Ransom software works by encrypting victims' data and typically hackers will then offer the victim a key in return for cryptocurrency payments that can run into the hundreds of thousands or even millions of dollars.
If the victim resists, hackers threaten to leak confidential data in a bid to pile on the pressure.
According to some experts, DarkSide's code is standard ransomware but Div said that what does set them apart is the intelligence work they carry out against their targets beforehand.
Typically 'they know who is the manager, they know who they're speaking with, they know where the money is, they know who is the decision maker,' Div said.
In that respect, Div said that the targeting of Colonial Pipeline, with its potentially massive knock-on consequences for Americans up and down the Eastern seaboard - may have been a miscalculation.
'It's not good for business for them when the US government becomes involved, when the FBI becomes involved,' he said.
'It's the last thing they need.'
Law enforcement has been largely powerless to stop the global epidemic of ransomware because experts say the cybercriminals are largely shielded by Russia.
'Like almost any major industry in Russia, (cybercriminals) work kind of with the tacit consent and sometimes explicit consent of the security services,' Michael van Landingham, a former CIA analyst who runs the consultancy Active Measures LLC, told The Associated Press.

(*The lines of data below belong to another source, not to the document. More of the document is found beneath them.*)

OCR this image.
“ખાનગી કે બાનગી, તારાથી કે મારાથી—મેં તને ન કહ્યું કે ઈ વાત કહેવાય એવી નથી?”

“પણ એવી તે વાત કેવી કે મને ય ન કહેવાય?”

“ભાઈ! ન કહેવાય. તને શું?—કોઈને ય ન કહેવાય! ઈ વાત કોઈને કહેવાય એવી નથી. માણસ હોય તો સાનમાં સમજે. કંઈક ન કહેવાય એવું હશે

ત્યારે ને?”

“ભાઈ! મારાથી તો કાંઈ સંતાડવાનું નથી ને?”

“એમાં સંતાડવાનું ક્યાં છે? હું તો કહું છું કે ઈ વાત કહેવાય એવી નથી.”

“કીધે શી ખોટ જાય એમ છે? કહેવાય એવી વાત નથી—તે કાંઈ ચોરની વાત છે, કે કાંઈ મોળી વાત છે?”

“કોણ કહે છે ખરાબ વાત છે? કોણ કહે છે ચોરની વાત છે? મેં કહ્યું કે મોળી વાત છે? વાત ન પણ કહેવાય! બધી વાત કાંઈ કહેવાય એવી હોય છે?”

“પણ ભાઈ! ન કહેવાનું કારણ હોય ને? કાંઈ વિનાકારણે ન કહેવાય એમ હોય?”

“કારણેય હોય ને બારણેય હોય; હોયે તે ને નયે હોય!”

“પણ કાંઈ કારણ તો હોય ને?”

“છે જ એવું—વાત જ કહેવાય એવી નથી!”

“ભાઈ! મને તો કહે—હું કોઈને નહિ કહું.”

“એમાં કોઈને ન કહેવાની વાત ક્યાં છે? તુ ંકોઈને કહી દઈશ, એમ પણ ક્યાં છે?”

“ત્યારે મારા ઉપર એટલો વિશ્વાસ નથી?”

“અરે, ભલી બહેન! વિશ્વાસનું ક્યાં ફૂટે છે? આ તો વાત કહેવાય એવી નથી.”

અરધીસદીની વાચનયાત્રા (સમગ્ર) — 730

Karen Kazaryan, CEO of the software industry-supported Internet Research Institute in Moscow, told the outlet that Russian authorities have a simple rule.
'Just don't ever work against your country and businesses in this country. If you steal something from Americans, that's fine,' she said.
The nation's top security agencies, including the FBI and the Pentagon, were rocked by an unprecedented breach when it emerged SolarWinds had been hacked in December.
US officials have said the attackers were likely from Russia's SVR foreign intelligence service.